La proximité géographique de l’Iran, les liens culturels et linguistiques partagés, ainsi que sa politique d’accueil relativement ouverte en période de crise, en font une destination privilégiée pour les Afghanes et les Afghans en quête d’un refuge. Cependant, en raison d’une combinaison complexe de pressions économiques, de restrictions légales et de défis sociaux, de nombreuses personnes réfugiées Afghanes en Iran trouvent de plus en plus difficile de rester, ce qui les pousse à chercher l’asile dans des pays tiers, notamment en Europe et en Amérique du Nord.

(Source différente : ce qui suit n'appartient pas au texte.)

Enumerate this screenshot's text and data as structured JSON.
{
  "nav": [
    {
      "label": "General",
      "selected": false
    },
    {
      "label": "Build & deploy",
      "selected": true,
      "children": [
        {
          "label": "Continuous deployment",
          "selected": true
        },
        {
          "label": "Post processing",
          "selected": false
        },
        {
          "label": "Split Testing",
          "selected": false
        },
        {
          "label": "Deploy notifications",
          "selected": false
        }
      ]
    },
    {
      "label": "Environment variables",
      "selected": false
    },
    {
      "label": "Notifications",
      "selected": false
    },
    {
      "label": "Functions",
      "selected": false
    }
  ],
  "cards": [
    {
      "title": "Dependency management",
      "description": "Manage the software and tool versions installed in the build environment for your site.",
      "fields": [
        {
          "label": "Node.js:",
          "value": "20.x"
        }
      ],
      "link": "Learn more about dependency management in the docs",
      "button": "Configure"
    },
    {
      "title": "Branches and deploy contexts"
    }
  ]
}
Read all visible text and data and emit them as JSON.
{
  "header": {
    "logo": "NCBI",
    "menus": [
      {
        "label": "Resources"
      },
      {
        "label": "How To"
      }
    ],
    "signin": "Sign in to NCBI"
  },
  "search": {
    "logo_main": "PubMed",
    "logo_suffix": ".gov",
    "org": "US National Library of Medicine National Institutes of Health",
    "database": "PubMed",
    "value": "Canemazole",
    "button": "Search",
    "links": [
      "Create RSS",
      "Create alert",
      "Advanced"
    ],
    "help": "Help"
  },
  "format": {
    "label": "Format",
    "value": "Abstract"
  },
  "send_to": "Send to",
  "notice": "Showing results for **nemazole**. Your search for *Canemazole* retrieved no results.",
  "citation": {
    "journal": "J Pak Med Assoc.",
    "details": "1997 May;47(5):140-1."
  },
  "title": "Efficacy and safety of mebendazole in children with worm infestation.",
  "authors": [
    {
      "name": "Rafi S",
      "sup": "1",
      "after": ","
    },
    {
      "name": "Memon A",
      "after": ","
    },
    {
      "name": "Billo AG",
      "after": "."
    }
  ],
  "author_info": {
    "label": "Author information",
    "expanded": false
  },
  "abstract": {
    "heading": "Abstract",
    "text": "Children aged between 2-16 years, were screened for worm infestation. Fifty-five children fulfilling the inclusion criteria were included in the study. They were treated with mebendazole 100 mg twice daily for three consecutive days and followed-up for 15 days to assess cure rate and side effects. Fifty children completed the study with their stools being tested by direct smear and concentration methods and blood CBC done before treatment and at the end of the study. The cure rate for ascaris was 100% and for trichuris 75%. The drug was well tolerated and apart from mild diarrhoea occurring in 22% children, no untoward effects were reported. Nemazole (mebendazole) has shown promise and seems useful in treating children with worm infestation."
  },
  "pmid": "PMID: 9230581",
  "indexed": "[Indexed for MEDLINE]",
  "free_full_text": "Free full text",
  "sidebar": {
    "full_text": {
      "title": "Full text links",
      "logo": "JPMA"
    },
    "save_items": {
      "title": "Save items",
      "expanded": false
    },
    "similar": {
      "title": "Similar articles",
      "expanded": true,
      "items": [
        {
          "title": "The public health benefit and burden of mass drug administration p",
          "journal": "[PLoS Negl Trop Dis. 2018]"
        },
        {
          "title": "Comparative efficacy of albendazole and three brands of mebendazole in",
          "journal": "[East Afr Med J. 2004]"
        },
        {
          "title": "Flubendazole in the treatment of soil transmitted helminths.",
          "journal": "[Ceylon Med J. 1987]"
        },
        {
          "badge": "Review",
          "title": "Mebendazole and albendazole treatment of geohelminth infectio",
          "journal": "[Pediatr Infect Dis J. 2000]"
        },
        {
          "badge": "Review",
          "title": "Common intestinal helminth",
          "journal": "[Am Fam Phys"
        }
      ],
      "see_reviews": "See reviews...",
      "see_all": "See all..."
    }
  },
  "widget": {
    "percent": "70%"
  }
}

Pressions économiques et opportunités d’emploi limitées
Les Afghans en Iran, même celles et ceux ayant un statut de réfugié, font souvent face à des difficultés économiques et à un accès limité à un emploi stable. L’économie iranienne a été fortement affectée par des années de sanctions internationales, une mauvaise gestion économique et, plus récemment, par la pandémie de COVID-19. Les réfugiés Afghans, souvent relégués à des emplois faiblement rémunérés dans des secteurs comme la construction et l’agriculture, ressentent fortement les effets de ce ralentissement économique. De nombreux réfugiés rencontrent ainsi des difficultés pour trouver du travail en raison des restrictions imposées aux personnes étrangères, et certains ne peuvent obtenir que des emplois informels ou saisonniers sans protections ni stabilité.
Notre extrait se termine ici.